I checked a number of other albums that have appeared on Tidal as mQa only and didn't find mQa for these releases on Apple Music.
As readers of Audiophile Style know, I'm no fan of mQa and am very pleased it hasn't made its way into more releases or officially into Apple Music. Those who may be reading this as fans of Apple Music, rather than typical audiophile offerings, and aren't familiar with mQa, can get the gist of it and the company from the following videos.
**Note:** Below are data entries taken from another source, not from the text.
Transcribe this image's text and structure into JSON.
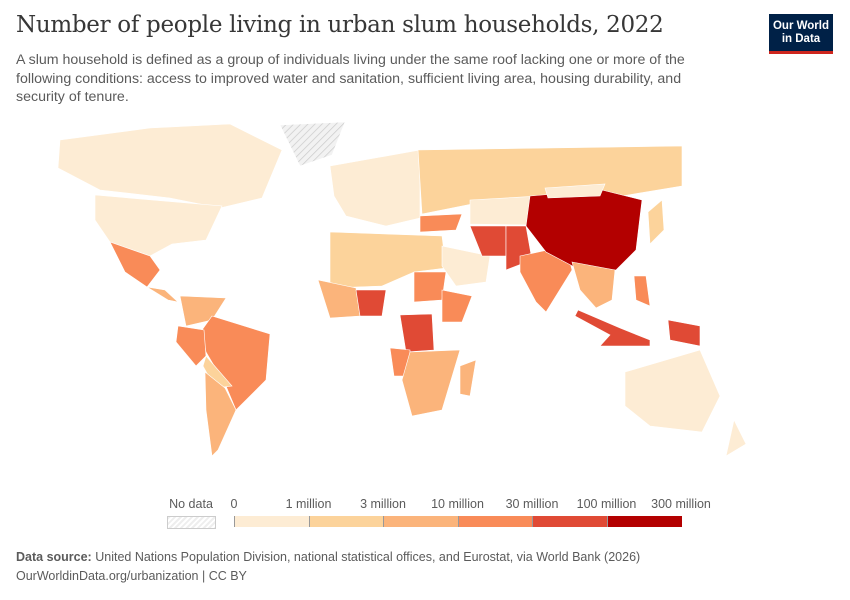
{
  "title": "Number of people living in urban slum households, 2022",
  "subtitle": "A slum household is defined as a group of individuals living under the same roof lacking one or more of the following conditions: access to improved water and sanitation, sufficient living area, housing durability, and security of tenure.",
  "logo": "Our World in Data",
  "legend": {
    "no_data": "No data",
    "ticks": [
      "0",
      "1 million",
      "3 million",
      "10 million",
      "30 million",
      "100 million",
      "300 million"
    ],
    "colors": [
      "#fdecd4",
      "#fcd39b",
      "#fbb47b",
      "#f98b58",
      "#e04a35",
      "#b30000"
    ],
    "no_data_color": "#e8e8e8"
  },
  "footer": {
    "source_label": "Data source:",
    "source": "United Nations Population Division, national statistical offices, and Eurostat, via World Bank (2026)",
    "url": "OurWorldinData.org/urbanization | CC BY"
  },
  "chart_data": {
    "type": "choropleth",
    "title": "Number of people living in urban slum households, 2022",
    "bins": [
      "0–1 million",
      "1–3 million",
      "3–10 million",
      "10–30 million",
      "30–100 million",
      "100–300 million"
    ],
    "regions": [
      {
        "region": "Canada",
        "bin": 0
      },
      {
        "region": "United States",
        "bin": 0
      },
      {
        "region": "Greenland",
        "bin": null
      },
      {
        "region": "Mexico",
        "bin": 3
      },
      {
        "region": "Central America",
        "bin": 2
      },
      {
        "region": "Colombia/Venezuela",
        "bin": 2
      },
      {
        "region": "Brazil",
        "bin": 3
      },
      {
        "region": "Peru",
        "bin": 3
      },
      {
        "region": "Bolivia/Paraguay",
        "bin": 1
      },
      {
        "region": "Argentina",
        "bin": 2
      },
      {
        "region": "Europe",
        "bin": 0
      },
      {
        "region": "Russia",
        "bin": 1
      },
      {
        "region": "North Africa",
        "bin": 1
      },
      {
        "region": "West Africa",
        "bin": 2
      },
      {
        "region": "Nigeria",
        "bin": 4
      },
      {
        "region": "Sudan",
        "bin": 3
      },
      {
        "region": "Ethiopia",
        "bin": 3
      },
      {
        "region": "DR Congo",
        "bin": 4
      },
      {
        "region": "Angola",
        "bin": 3
      },
      {
        "region": "Southern Africa",
        "bin": 2
      },
      {
        "region": "Madagascar",
        "bin": 2
      },
      {
        "region": "Saudi Arabia",
        "bin": 0
      },
      {
        "region": "Turkey",
        "bin": 3
      },
      {
        "region": "Iran",
        "bin": 4
      },
      {
        "region": "Pakistan",
        "bin": 4
      },
      {
        "region": "Central Asia",
        "bin": 0
      },
      {
        "region": "India",
        "bin": 3
      },
      {
        "region": "China",
        "bin": 5
      },
      {
        "region": "Mongolia",
        "bin": 0
      },
      {
        "region": "Southeast Asia",
        "bin": 2
      },
      {
        "region": "Philippines",
        "bin": 3
      },
      {
        "region": "Indonesia",
        "bin": 4
      },
      {
        "region": "Papua New Guinea",
        "bin": 4
      },
      {
        "region": "Japan",
        "bin": 1
      },
      {
        "region": "Australia",
        "bin": 0
      },
      {
        "region": "New Zealand",
        "bin": 0
      }
    ]
  }
}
As it stands now, Apple Music's lossless and Hi-Res offerings are a bit of a soup sandwich. You can't really stream the audio without some type of DSP going on that makes the music different from the lossless version on CD and on other lossless services. My guess is digital watermarking. In addition, it's not possible to get a consistent lossless or Hi-Res stream for other music that I tested, such as that from Reference Recordings. When I ran into similar issues with Amazon Music HD, using its apps just like I used the Apple Music apps, I was happy to find the Amazon Music HD streams lossless and Hi-Res through third party devices from Bluesound. Given that Apple doesn't integrate with Bluesound, I can't test this. Apple does integrate with Sonos, but as I found previously (link), the new Sonos Port can't stream bit perfect either, so a test on that platform would be useless.
I will happily update this article if there are holes in my tests or something else changes. As it stands now, I don't know of any holes and I stand by these conclusions.